Ghana's inflation rate has plunged to 3.8% in January 2026, marking the lowest level in nearly three decades and signaling a major milestone in the country's economic recovery.
According to the latest Consumer Price Index (CPI) data released by the Ghana Statistical Service (GSS) on February 4, 2026, headline inflation fell sharply from 5.4% in December 2025, continuing a remarkable streak of 13 consecutive monthly declines. Government Statistician Dr. Alhassan Iddrisu announced the figures during a press briefing in Accra, describing the development as evidence of sustained progress toward price stability.
The year-on-year figure reflects a dramatic 19.7 percentage point drop from 23.5% in January 2025, following peaks as high as 54.1% in late 2022 during Ghana's severe economic crisis.
Both key components of inflation moderated significantly:
Food inflation eased to 3.9% (from 4.9% in December), driven by lower prices for locally produced items and staples.
Non-food inflation declined more sharply to 3.9% (from 5.8%).
On a monthly basis, the CPI rose by just 0.2% in January, indicating subdued price pressures compared to the 0.9% increases seen in the prior two months.
The sustained disinflation comes amid broader macroeconomic improvements, including progress under Ghana's IMF-supported program, currency stabilization, strong gold export earnings, and aggressive monetary easing by the Bank of Ghana.

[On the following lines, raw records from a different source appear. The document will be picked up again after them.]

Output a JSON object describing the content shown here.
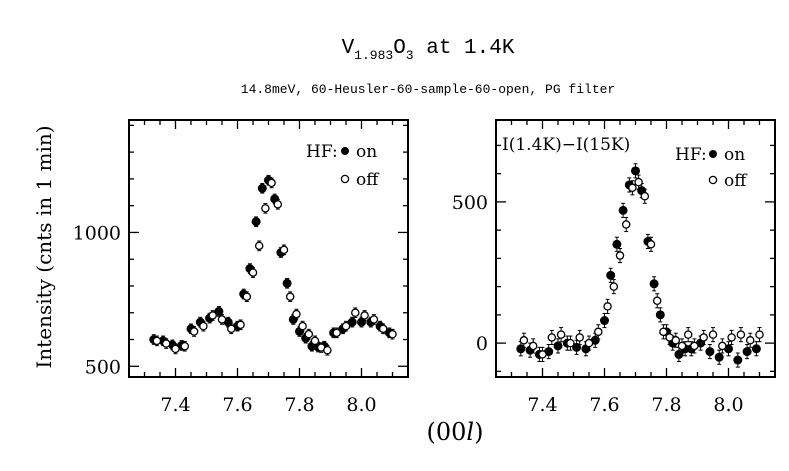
{
  "chart_data": {
    "type": "scatter",
    "title": "V1.983O3 at 1.4K",
    "title_main": "V",
    "title_sub1": "1.983",
    "title_mid": "O",
    "title_sub2": "3",
    "title_tail": " at 1.4K",
    "subtitle": "14.8meV, 60-Heusler-60-sample-60-open, PG filter",
    "ylabel": "Intensity (cnts in 1 min)",
    "xlabel": "(00l)",
    "xlabel_text": "(00",
    "xlabel_var": "l",
    "xlabel_close": ")",
    "panels": [
      {
        "xlim": [
          7.25,
          8.15
        ],
        "ylim": [
          460,
          1420
        ],
        "xticks": [
          7.4,
          7.6,
          7.8,
          8.0
        ],
        "xticklabels": [
          "7.4",
          "7.6",
          "7.8",
          "8.0"
        ],
        "yticks": [
          500,
          1000
        ],
        "yticklabels": [
          "500",
          "1000"
        ],
        "legend": {
          "title": "HF:",
          "on": "on",
          "off": "off",
          "position": "top-right"
        },
        "annotation": "",
        "series": [
          {
            "name": "on",
            "marker": "filled",
            "x": [
              7.33,
              7.36,
              7.39,
              7.42,
              7.45,
              7.48,
              7.51,
              7.54,
              7.57,
              7.6,
              7.62,
              7.64,
              7.66,
              7.68,
              7.7,
              7.72,
              7.74,
              7.76,
              7.78,
              7.8,
              7.82,
              7.84,
              7.86,
              7.88,
              7.91,
              7.94,
              7.97,
              8.0,
              8.03,
              8.06,
              8.09
            ],
            "y": [
              600,
              595,
              580,
              578,
              640,
              665,
              680,
              705,
              665,
              650,
              770,
              865,
              1040,
              1165,
              1195,
              1125,
              925,
              810,
              675,
              630,
              605,
              575,
              572,
              575,
              625,
              640,
              665,
              665,
              665,
              650,
              625
            ]
          },
          {
            "name": "off",
            "marker": "open",
            "x": [
              7.34,
              7.37,
              7.4,
              7.43,
              7.46,
              7.49,
              7.52,
              7.55,
              7.58,
              7.61,
              7.63,
              7.65,
              7.67,
              7.69,
              7.71,
              7.73,
              7.75,
              7.77,
              7.79,
              7.81,
              7.83,
              7.85,
              7.87,
              7.89,
              7.92,
              7.95,
              7.98,
              8.01,
              8.04,
              8.07,
              8.1
            ],
            "y": [
              595,
              585,
              565,
              575,
              630,
              650,
              690,
              675,
              640,
              655,
              760,
              850,
              950,
              1090,
              1185,
              1105,
              935,
              760,
              695,
              650,
              620,
              595,
              570,
              560,
              625,
              650,
              700,
              690,
              675,
              640,
              620
            ]
          }
        ]
      },
      {
        "xlim": [
          7.25,
          8.15
        ],
        "ylim": [
          -120,
          790
        ],
        "xticks": [
          7.4,
          7.6,
          7.8,
          8.0
        ],
        "xticklabels": [
          "7.4",
          "7.6",
          "7.8",
          "8.0"
        ],
        "yticks": [
          0,
          500
        ],
        "yticklabels": [
          "0",
          "500"
        ],
        "legend": {
          "title": "HF:",
          "on": "on",
          "off": "off",
          "position": "top-right"
        },
        "annotation": "I(1.4K)−I(15K)",
        "series": [
          {
            "name": "on",
            "marker": "filled",
            "x": [
              7.33,
              7.36,
              7.39,
              7.42,
              7.45,
              7.48,
              7.51,
              7.54,
              7.57,
              7.6,
              7.62,
              7.64,
              7.66,
              7.68,
              7.7,
              7.72,
              7.74,
              7.76,
              7.78,
              7.8,
              7.82,
              7.84,
              7.86,
              7.88,
              7.91,
              7.94,
              7.97,
              8.0,
              8.03,
              8.06,
              8.09
            ],
            "y": [
              -20,
              -25,
              -40,
              -30,
              -10,
              0,
              -15,
              -20,
              10,
              80,
              240,
              350,
              470,
              560,
              610,
              540,
              360,
              210,
              100,
              40,
              0,
              -40,
              -20,
              -20,
              0,
              -30,
              -50,
              -20,
              -60,
              -30,
              -20
            ]
          },
          {
            "name": "off",
            "marker": "open",
            "x": [
              7.34,
              7.37,
              7.4,
              7.43,
              7.46,
              7.49,
              7.52,
              7.55,
              7.58,
              7.61,
              7.63,
              7.65,
              7.67,
              7.69,
              7.71,
              7.73,
              7.75,
              7.77,
              7.79,
              7.81,
              7.83,
              7.85,
              7.87,
              7.89,
              7.92,
              7.95,
              7.98,
              8.01,
              8.04,
              8.07,
              8.1
            ],
            "y": [
              10,
              -10,
              -40,
              20,
              30,
              0,
              20,
              0,
              40,
              130,
              200,
              310,
              420,
              550,
              570,
              520,
              350,
              150,
              40,
              20,
              10,
              -10,
              30,
              -10,
              20,
              30,
              -10,
              20,
              30,
              10,
              30
            ]
          }
        ]
      }
    ]
  }
}
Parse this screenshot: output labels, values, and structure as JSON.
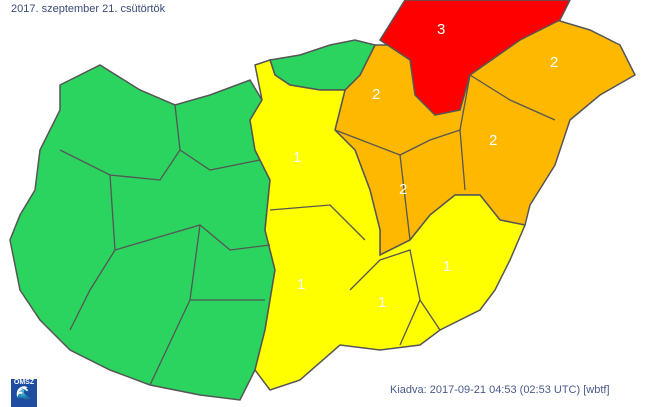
{
  "header": {
    "date": "2017. szeptember 21. csütörtök"
  },
  "footer": {
    "issued": "Kiadva: 2017-09-21 04:53 (02:53 UTC) [wbtf]",
    "logo_text": "OMSZ"
  },
  "colors": {
    "level0": "#2bd45f",
    "level1": "#ffff00",
    "level2": "#ffb800",
    "level3": "#ff0000",
    "border": "#555555"
  },
  "regions": [
    {
      "level": "3",
      "color": "level3"
    },
    {
      "level": "2",
      "color": "level2"
    },
    {
      "level": "2",
      "color": "level2"
    },
    {
      "level": "2",
      "color": "level2"
    },
    {
      "level": "2",
      "color": "level2"
    },
    {
      "level": "1",
      "color": "level1"
    },
    {
      "level": "1",
      "color": "level1"
    },
    {
      "level": "1",
      "color": "level1"
    },
    {
      "level": "1",
      "color": "level1"
    }
  ]
}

The central bank has cut its policy rate by a cumulative 12.5 percentage points since mid-2025, helping to anchor inflation expectations and support growth. Inflation now sits comfortably below the Bank of Ghana's target band of 8% ± 2%, opening the door for potential further rate reductions.
While the headline figures point to easing cost-of-living pressures for Ghanaians after years of high inflation, some observers note that the full impact on household budgets may vary, with certain goods remaining stable rather than falling outright.
Nevertheless, the data underscores Ghana's firm path toward macroeconomic stability as it approaches the completion of its IMF program later in 2026.
This achievement highlights the effectiveness of disciplined fiscal consolidation, prudent monetary policy, and favorable external factors in transforming one of Africa's most challenging inflationary environments into a story of remarkable turnaround.